La première chose que j’ai envie de dire, c’est que le bougre a des fans qui l’admirent, et parfois lui vouent un culte. C’est assez saisissant de lire de jeunes admirateurs le comparer sans pudeur à des grands chanteurs français comme Jacques Brel ou même Serge Gainsbourg.
D’ailleurs je ne leur en tiens pas rigueur, car lorsqu’on lit leurs avis, on sent viscéralement qu’ils fusionneraient leurs existences avec celle de leur idole s’ils le pouvaient. Du coup ça devient vachement plus drôle, mais beaucoup moins objectif.
Enfin voila, il est jeune, il a de bonnes idées, et il propose trois albums acoustiques aux instrumentations classiques, mais pas désagréables pour autant. Là où le désagrément se fait sentir, en fait, c’est lorsqu’il chante. Selon moi, Saez s’en sortirait largement mieux en ne faisant qu’écrire et en ne chantant rien. Suis-je le seul à avoir du mal avec les chanteurs “nez-bouchés” ?
Avouez, Raphaël aussi, c’est pas si agréable à écouter que ça, d’autant plus que lui, il n’a que son physique bizarre pour séduire, car ses textes sont aussi vides que mon compte en banque (et je suis fauché).

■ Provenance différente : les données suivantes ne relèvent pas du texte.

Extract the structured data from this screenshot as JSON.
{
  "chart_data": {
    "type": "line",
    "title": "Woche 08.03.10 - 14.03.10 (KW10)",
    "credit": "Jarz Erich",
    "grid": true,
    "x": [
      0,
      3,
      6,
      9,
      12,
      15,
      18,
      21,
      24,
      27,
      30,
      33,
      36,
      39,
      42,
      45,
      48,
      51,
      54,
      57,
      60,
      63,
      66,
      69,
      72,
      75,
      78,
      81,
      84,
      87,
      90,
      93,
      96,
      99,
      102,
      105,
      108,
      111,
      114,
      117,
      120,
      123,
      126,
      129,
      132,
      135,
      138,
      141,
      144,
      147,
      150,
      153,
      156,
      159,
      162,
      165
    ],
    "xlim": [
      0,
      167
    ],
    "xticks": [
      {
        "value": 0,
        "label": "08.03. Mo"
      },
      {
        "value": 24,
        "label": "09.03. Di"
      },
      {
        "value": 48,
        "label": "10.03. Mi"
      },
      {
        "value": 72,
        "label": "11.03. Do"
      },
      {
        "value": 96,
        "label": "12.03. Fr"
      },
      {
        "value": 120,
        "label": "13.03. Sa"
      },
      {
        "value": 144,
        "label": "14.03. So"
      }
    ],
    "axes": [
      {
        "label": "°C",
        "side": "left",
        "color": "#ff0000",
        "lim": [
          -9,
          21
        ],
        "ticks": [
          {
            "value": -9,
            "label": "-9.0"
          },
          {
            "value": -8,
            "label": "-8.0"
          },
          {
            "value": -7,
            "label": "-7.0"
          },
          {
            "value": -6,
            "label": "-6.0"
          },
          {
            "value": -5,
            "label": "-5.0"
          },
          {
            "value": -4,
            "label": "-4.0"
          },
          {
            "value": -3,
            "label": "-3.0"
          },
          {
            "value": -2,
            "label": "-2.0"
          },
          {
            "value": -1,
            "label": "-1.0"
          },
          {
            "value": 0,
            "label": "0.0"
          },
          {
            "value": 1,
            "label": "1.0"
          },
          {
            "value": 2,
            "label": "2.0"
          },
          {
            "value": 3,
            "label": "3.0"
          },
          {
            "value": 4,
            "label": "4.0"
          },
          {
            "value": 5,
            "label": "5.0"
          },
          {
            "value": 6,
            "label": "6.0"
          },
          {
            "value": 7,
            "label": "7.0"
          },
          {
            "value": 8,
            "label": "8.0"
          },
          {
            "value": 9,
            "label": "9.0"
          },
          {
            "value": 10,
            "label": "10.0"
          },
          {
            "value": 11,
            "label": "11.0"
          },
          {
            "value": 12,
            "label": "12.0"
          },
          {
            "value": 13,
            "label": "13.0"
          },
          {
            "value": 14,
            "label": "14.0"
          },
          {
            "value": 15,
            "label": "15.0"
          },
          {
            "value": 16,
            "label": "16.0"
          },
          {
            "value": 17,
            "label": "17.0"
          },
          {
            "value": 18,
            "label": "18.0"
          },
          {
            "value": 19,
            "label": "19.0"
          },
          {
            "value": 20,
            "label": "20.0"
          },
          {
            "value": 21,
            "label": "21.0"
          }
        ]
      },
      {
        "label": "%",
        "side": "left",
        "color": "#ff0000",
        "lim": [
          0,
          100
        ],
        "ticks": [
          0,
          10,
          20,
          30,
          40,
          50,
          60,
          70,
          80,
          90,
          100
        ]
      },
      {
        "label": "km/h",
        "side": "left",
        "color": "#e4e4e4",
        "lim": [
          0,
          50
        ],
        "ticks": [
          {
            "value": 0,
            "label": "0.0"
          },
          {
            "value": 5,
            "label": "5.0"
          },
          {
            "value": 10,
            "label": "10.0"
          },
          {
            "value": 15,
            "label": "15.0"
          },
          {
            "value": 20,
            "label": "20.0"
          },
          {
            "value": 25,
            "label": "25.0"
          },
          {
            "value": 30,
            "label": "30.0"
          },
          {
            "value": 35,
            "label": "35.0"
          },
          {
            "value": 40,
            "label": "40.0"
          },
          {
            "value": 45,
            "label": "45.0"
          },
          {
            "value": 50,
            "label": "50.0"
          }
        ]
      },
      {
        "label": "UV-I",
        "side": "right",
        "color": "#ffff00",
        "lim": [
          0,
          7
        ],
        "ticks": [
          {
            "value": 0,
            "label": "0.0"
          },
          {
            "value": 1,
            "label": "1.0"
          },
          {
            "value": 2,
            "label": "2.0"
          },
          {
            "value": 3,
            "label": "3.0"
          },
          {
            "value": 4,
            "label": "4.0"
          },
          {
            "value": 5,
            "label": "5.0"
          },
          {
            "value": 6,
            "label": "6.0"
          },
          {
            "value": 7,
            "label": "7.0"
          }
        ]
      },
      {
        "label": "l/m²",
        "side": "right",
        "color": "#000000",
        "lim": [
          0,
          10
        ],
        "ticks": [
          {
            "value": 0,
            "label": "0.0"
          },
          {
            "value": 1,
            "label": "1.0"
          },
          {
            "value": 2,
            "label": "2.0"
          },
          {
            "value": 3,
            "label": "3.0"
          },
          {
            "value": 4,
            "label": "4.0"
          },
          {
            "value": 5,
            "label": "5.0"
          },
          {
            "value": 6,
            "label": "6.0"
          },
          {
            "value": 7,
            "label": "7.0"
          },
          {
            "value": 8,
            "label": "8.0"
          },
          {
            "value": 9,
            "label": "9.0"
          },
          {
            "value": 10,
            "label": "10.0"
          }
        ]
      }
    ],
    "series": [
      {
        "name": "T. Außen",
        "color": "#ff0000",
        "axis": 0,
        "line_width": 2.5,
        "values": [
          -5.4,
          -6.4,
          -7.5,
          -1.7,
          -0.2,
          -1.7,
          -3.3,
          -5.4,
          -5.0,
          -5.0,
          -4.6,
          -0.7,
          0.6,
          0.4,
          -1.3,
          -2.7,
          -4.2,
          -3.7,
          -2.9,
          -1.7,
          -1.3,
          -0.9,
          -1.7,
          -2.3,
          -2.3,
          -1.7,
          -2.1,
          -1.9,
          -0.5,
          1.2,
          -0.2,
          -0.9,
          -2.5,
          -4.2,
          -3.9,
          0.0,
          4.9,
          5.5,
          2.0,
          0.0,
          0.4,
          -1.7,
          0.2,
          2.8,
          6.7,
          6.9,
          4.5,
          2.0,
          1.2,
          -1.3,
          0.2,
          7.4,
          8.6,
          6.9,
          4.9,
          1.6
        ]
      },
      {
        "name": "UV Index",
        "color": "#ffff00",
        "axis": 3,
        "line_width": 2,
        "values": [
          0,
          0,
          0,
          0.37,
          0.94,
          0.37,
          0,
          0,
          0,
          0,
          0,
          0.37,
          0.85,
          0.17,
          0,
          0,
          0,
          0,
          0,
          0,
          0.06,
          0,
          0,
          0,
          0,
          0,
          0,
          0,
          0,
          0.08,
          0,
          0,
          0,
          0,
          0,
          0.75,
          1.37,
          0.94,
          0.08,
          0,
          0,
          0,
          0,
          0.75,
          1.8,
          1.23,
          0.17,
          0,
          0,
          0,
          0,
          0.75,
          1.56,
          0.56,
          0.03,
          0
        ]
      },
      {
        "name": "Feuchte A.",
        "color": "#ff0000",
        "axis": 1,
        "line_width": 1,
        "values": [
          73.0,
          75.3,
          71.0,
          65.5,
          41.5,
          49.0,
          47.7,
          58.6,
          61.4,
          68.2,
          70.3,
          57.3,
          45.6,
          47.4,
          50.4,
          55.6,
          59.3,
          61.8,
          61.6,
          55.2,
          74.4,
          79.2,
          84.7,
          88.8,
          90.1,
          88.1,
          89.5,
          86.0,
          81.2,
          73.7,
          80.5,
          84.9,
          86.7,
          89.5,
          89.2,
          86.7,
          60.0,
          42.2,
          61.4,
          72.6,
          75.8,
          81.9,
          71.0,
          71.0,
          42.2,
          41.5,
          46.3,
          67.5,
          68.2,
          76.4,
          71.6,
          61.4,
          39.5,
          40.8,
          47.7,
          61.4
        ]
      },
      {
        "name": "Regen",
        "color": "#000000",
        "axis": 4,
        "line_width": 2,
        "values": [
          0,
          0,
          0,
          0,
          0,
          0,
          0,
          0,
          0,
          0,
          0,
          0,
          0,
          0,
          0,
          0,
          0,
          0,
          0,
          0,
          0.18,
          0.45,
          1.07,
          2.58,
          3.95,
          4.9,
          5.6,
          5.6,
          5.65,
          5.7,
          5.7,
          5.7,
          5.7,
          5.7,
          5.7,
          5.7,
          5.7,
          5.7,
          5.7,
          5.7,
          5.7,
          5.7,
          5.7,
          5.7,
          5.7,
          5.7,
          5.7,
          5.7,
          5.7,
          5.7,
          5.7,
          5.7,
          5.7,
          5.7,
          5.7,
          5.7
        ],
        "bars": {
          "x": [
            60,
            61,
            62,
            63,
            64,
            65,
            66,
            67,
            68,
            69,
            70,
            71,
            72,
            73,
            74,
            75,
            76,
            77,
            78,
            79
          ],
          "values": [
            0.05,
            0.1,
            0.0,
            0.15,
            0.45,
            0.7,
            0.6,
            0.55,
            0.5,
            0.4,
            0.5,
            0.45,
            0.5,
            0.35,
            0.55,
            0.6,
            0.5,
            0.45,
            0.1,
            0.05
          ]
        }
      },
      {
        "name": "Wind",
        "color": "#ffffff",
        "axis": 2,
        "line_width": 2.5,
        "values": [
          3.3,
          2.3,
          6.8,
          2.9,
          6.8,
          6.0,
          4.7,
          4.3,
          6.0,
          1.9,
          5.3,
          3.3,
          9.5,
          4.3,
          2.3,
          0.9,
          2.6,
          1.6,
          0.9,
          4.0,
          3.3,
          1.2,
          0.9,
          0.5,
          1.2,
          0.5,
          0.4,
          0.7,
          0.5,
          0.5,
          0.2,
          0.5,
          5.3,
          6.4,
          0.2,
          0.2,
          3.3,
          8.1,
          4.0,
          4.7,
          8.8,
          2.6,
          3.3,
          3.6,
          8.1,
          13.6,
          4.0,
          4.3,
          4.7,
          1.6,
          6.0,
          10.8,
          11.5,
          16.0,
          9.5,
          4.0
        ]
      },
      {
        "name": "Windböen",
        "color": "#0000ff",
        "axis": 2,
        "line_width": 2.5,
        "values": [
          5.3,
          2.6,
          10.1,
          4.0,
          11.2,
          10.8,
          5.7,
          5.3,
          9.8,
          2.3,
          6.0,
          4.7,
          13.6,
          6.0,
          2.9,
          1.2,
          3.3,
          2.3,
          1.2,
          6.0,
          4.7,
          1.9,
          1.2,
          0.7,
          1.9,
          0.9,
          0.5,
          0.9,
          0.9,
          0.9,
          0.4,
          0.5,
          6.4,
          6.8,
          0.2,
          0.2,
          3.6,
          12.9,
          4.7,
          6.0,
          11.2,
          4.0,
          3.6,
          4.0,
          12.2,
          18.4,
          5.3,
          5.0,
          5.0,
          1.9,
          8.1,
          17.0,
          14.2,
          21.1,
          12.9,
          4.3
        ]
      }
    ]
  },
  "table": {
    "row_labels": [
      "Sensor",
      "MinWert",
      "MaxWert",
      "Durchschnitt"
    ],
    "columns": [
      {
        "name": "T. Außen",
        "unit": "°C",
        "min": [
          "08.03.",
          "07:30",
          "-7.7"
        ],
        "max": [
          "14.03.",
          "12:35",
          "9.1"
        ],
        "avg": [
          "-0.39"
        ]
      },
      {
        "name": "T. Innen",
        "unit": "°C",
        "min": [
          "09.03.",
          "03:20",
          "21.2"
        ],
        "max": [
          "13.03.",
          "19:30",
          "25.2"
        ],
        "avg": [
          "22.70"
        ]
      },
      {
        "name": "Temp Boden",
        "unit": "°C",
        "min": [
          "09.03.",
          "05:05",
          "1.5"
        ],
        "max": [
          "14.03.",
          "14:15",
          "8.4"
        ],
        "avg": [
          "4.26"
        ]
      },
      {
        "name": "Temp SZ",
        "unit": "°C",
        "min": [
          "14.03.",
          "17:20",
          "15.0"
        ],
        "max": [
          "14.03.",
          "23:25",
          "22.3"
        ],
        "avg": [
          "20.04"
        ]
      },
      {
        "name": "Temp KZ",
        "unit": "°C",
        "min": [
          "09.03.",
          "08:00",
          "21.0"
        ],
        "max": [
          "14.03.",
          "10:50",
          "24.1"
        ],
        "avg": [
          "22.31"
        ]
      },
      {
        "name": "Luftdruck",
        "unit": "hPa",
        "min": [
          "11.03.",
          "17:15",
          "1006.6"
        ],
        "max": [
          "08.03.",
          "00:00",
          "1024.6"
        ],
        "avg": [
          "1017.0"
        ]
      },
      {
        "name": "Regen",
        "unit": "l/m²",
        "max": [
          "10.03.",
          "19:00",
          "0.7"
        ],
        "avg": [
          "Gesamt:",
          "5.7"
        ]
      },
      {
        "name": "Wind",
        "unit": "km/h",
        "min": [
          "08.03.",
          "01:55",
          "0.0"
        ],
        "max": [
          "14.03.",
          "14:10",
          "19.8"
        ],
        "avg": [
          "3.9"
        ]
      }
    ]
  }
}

Heureusement, notre cher Saez sait manier la langue française d’une manière conceptuelle, qui donne une emprunte assez unique à ses œuvres. Enfin là, je parle surtout de l’album Paris, considérés partout et par tous comme le plus accessible et le moins intimiste des trois. Les deux autres sont….Eh bien ils sont très étranges. L’ambiance est bonne, mais la voix est atroce et les paroles…Mon dieu, les paroles. Certaines sont une horreur.
Mais je sais que sans argumentation, le reproche devient médisance. Alors pour vous, voici un petit extrait des paroles sensationnelles de l’Alhmbra.
[...] Et des robes en couleurs,
Non pitié pas de noir,
J’ai toujours eu peur du noir,
Je préfère la lumière,
D’ailleurs quand j’étais enfant,
Je dormais la porte ouverte,
De peur que les bandits,
Passent par la fenêtre,
Pour me voler maman [...]
Ces paroles, hautement recherchées, proviennent de la Chanson pour mon enterrement, premier morceau de l’album. Avouez, ça donne envie.
Je termine tout de même sur une note positive : certains morceaux comme Jeunesse lève-toi, ou Putain vous m’aurez plus, possèdent une atmosphère très vivante et mine de rien, sont plus touchants que beaucoup d’autres.
Au final, beaucoup de paroles niaises, mièvres ou déplacées, mais un chanteur sympa quand même, qui parvient à réaliser quelques bonnes compositions.